The Second City Unveils Sprawling New Downtown Site
If you can’t beat them, join them.
Two years ago, the Second City, Toronto’s famous improv sketch troupe, was forced out of its home in the Entertainment District to make way for a new residential high-rise. It was not the first time the organization had moved due to private development. About fifteen years earlier, the company had left its Blue Jays Way site when there were also plans to redevelop it.
So later this fall, it seems fitting that the company is moving into, you guessed it, a newly built skyscraper.
The second city is due to officially open its new location at One York Street on November 30, with public performances beginning the following month. The sprawling 28,700 square foot site will feature three theaters, nine training center studios, a restaurant and an ode to the company’s colorful past.
The new space will enable “an incredibly exciting expansion of programming and opportunities for our artists and students,” said Carly Heffernan, Creative Director of Second City Toronto. « We’re thrilled to be able to bring more variety to the programming that hits our stages and engage even more artists from Toronto’s exceptional comedy community. »
The centerpiece of the venue is Second City’s new 244-seat Mainstage Theatre, the site’s largest live performance venue. The theater opens in early December with three shows, including the holiday-themed « The Second City’s Guide to Surviving the Holidays » and « Improv Holiday Brunch. »

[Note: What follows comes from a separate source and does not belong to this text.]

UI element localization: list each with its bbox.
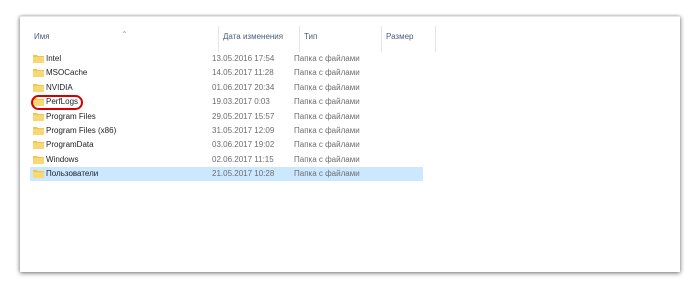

The second venue, Theater ’73 (named after the year Second City arrived in Toronto), can accommodate 170 spectators. His first show is a wacky original comedy, « Jingle Bell Ruckus. »
The 70-seat John Candy Box Theater will serve as the company’s new student theater, a space where young actors at the Second City training center can hone their craft. The space is named in honor of the late Canadian comedian who began his career on the set of Second City and the cast of Emmy-winning TV show ‘SCTV’ before becoming a movie star .

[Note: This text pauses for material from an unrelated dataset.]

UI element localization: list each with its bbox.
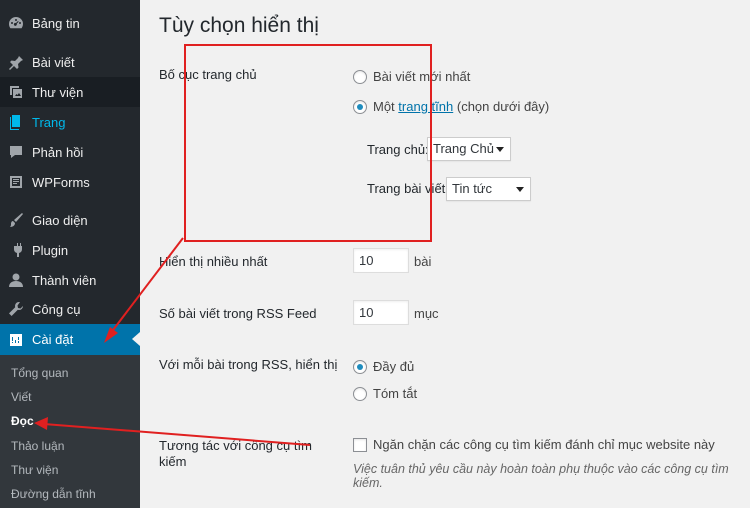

The intimate theater will also feature a piece of Toronto comedy history, outfitted with some of the original hardwood flooring from Second City’s original Toronto location. It’s from the stage that Candy performed on, along with fellow comedy titans including Martin Short, Catherine O’Hara, Gilda Radner, Eugene Levy and Mike Myers.
« We’re thrilled to bring an incredible piece of Second City history to the John Candy Box Theater, where our current and future students can literally walk the same boards as Second City icons, » said Heffernan.
Associate Artistic Director Julie Dumais Osborne said the expanded space will allow the company to offer a wider range of classes, community events and performance opportunities for students.
In the lobby, floor-to-ceiling windows overlook the soon-to-open Love Park, which includes a heart-shaped pond. The common lobby will also house a bar and a restaurant signed Oliver & Bonacini.
The space, part of a 35-story mixed-use development built in 2016, was originally intended for Target but became vacant when the retail chain exited the Canadian market.
The new site is Second City’s fourth permanent location in Toronto in nearly five decades. His original home was at the old Lombard Street Fire Station. In 1997 it moved to another location on Blue Jays Way. From 2005 to 2020, the troupe was on Mercer Street, in the heart of the city’s entertainment district. Last year the business moved to a temporary location on Danforth Avenue when the new site was completed.
The move from The Second City to Toronto comes amid a year of transformation for the company, which has its roots in Chicago. The organization also recently announced the opening of a new location in New York. Last year the organization was sold to a New York private equity group, the first change in ownership since the 1980s.